Cine

'Sintiéndolo mucho': pongamos que hablo de Joaquín

Sintiendolo Mucho documental Sabina Fernando León de Aranoa.

Fernando León de Aranoa se convierte durante 13 años en la sombra de un Joaquín Sabina que le deja entrar hasta la cocina de su alma borracha y tierna para firmar este íntimo retrato del hombre sin bombín, de un artista que lejos de volverse vulgar al bajarse de cada escenario se muestra como una paradoja andante, tan auténtico como vulnerable, tan genial como prosaico.

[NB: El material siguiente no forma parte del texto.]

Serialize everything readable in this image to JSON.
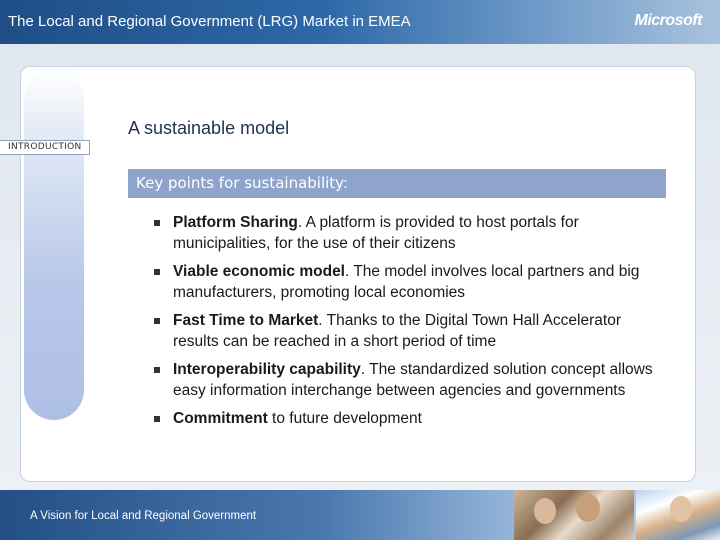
{
  "header": {
    "title": "The Local and Regional Government (LRG) Market in EMEA",
    "logo_text": "Microsoft",
    "logo_mark": "®"
  },
  "section_tag": "INTRODUCTION",
  "heading": "A sustainable model",
  "key_points_label": "Key points for sustainability:",
  "bullets": [
    {
      "bold": "Platform Sharing",
      "rest": ". A platform is provided to host portals for municipalities, for the use of their citizens"
    },
    {
      "bold": "Viable economic model",
      "rest": ". The model involves local partners and big manufacturers, promoting local economies"
    },
    {
      "bold": "Fast Time to Market",
      "rest": ". Thanks to the Digital Town Hall Accelerator results can be reached in a short period of time"
    },
    {
      "bold": "Interoperability capability",
      "rest": ". The standardized solution concept allows easy information interchange between agencies and governments"
    },
    {
      "bold": "Commitment",
      "rest": " to future development"
    }
  ],
  "footer": {
    "tagline": "A Vision for Local and Regional Government"
  },
  "colors": {
    "header_blue": "#1f4e86",
    "key_box": "#8ea4cc",
    "footer_blue": "#234f86"
  }
}
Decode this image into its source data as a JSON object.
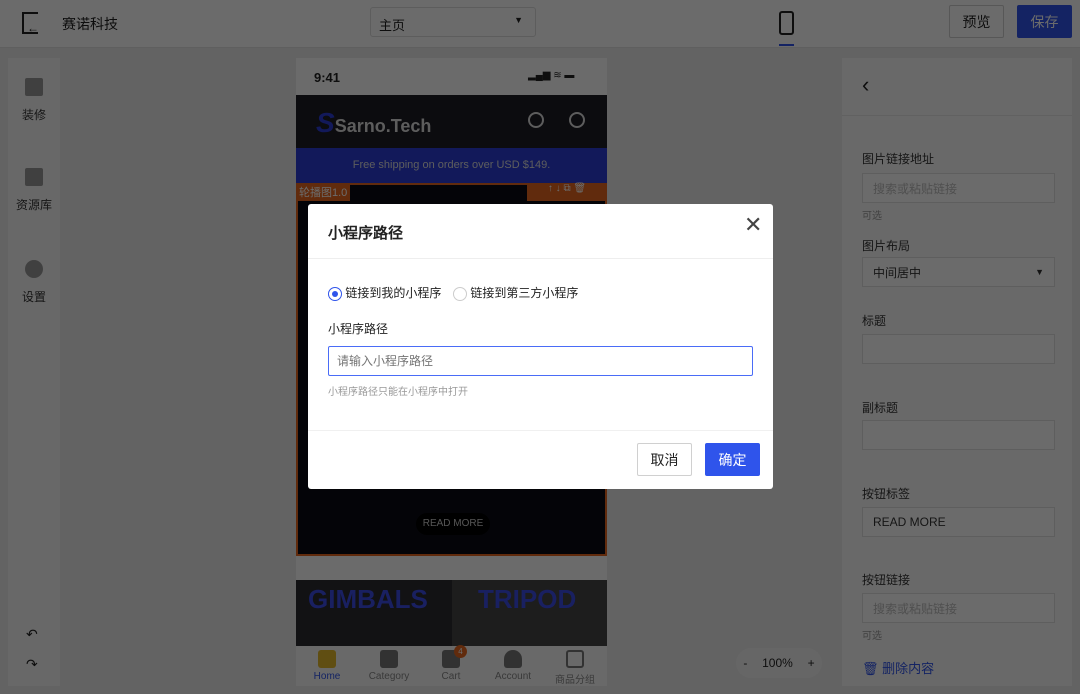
{
  "topbar": {
    "brand": "赛诺科技",
    "page_select": "主页",
    "preview": "预览",
    "save": "保存"
  },
  "sidebar": {
    "items": [
      {
        "label": "装修",
        "icon": "brush-icon"
      },
      {
        "label": "资源库",
        "icon": "layout-icon"
      },
      {
        "label": "设置",
        "icon": "gear-icon"
      }
    ]
  },
  "phone": {
    "time": "9:41",
    "logo": "Sarno.Tech",
    "shipping": "Free shipping on orders over USD $149.",
    "component_label": "轮播图1.0",
    "read_more": "READ MORE",
    "tiles": [
      "GIMBALS",
      "TRIPOD"
    ],
    "tabs": [
      {
        "label": "Home",
        "icon": "home-pikachu-icon"
      },
      {
        "label": "Category",
        "icon": "category-icon"
      },
      {
        "label": "Cart",
        "icon": "cart-icon",
        "badge": "4"
      },
      {
        "label": "Account",
        "icon": "account-icon"
      },
      {
        "label": "商品分组",
        "icon": "bookmark-icon"
      }
    ]
  },
  "zoom": {
    "minus": "-",
    "value": "100%",
    "plus": "+"
  },
  "panel": {
    "img_link_label": "图片链接地址",
    "img_link_placeholder": "搜索或粘贴链接",
    "optional": "可选",
    "layout_label": "图片布局",
    "layout_value": "中间居中",
    "title_label": "标题",
    "subtitle_label": "副标题",
    "btn_label_label": "按钮标签",
    "btn_label_value": "READ MORE",
    "btn_link_label": "按钮链接",
    "btn_link_placeholder": "搜索或粘贴链接",
    "optional2": "可选",
    "delete": "删除内容"
  },
  "dialog": {
    "title": "小程序路径",
    "radio1": "链接到我的小程序",
    "radio2": "链接到第三方小程序",
    "selected": "radio1",
    "field_label": "小程序路径",
    "placeholder": "请输入小程序路径",
    "help": "小程序路径只能在小程序中打开",
    "cancel": "取消",
    "confirm": "确定"
  },
  "colors": {
    "accent": "#2f54eb",
    "orange": "#e8671e",
    "brand_blue": "#2b3bd6"
  }
}
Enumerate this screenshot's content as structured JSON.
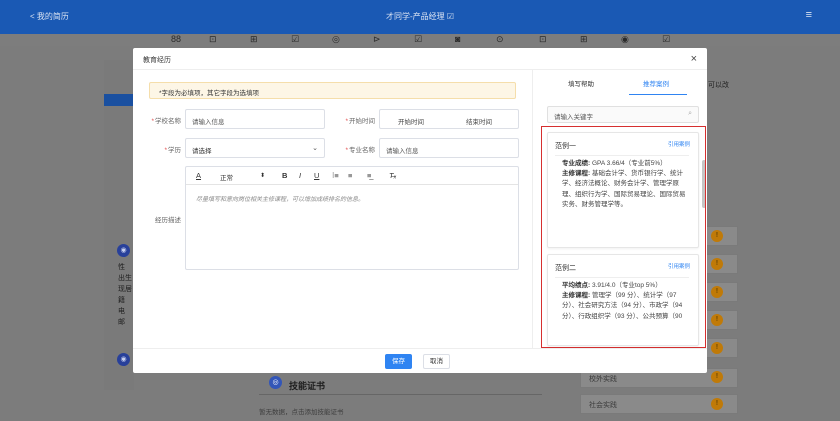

Durante las dos horas de metraje vemos como este brillante y locuaz versero (que dirían en su amada Argentina) que reivindica la incoherencia como único dogma y que es capaz de cuestionárselo todo con deslumbrante ironía, exhibe sin tapujos todas sus contradicciones. Por la pantalla desfilan con cercana naturalidad el canalla y el poeta, el cantautor y el roquero, el anarquista y el liberal, el amante de los animales y el taurino, el impenitente bebedor y el lector compulsivo, el eterno vividor que aseguraba en sus años locos aquello de que como en la calle no se está en ningún sitio, el mismo tipo que ahora se vanagloria con guasa de haber logrado envejecer sin dignidad.

Lo mejor del documental de León de Aranoa Sintiéndolo mucho (2022) es su enfoque naturalista, la total libertad de una cámara que se limita a seguir el día a día del artista sin ninguna intención previa, la ausencia de una estrategia predeterminada. “Pronto descubrimos que era imposible atenerse a una estructura o un plan, la cotidianidad de Joaquín es sencillamente extraordinaria”, confesaba el director en una reciente entrevista. Aquí no aparecen todos esos rostros, tan habituales en este tipo de producciones, verbalizando ante la cámara las bondades o miserias del protagonista. Ni tampoco se busca un elogio cronológico que contextualice y nos recuerde la importancia de su obra.

Composición del disco 'Vinagre y Rosas'

Aquí le acompañamos desde el año 2009 en Rota, a donde se fue con Benjamín Prado y otros músicos para componer el disco Vinagre y Rosas, hasta la caída del escenario del Wizink Center de Madrid en febrero de 2020. Y durante el trayecto escuchamos al cantante reflexionar sobre su vida, su carrera, su familia o sus historias de amor mientras bebe y fuma sin parar, mientras derrama contagiosas carcajadas sobre los días. O le vemos emocionado y con los ojos líquidos al leer unos versos de su padre en una visita a Úbeda, o al temer por la vida de su amigo José Tomás cuando es cogido por un toro en Ciudad de México. Le vemos deprimido, exultante, borracho, inseguro, cariñoso, melancólico o mordaz, definitivamente humano.

Joaquín Sabina es posiblemente el último de una estirpe, uno de esos personajes que pertenecen y definen una época, una forma de mirar y caminar el mundo que posiblemente desaparecerán tras él. Ha sido el cronista del Madrid más suburbial y bohemio, de los macarras de ceñido pantalón y de las putas de piernas infinitas, de los trenes que iban hacía el norte y de los gatos sin dueño que se van por los tejados, de los peces de ciudad y hasta de los notarios de Pamplona que van a la movida, de los piratas con pata de palo y parche en el ojo, de esos tipos con el corazón roto que pierden la calma con la cocaína, los mismos que pululan sin rumbo por las calles de la gran ciudad en esa hora maldita en que los bares a punto están de cerrar.

Pero por encima de todo Joaquín Sabina nos ha regalado el más hermoso de los legados, escribir un diminuto pedazo del cuento que cuenta la vida de cada uno de nosotros. Porque todos tenemos guardada en algún rincón de nuestro interior alguna de sus canciones, también nos pertenecen.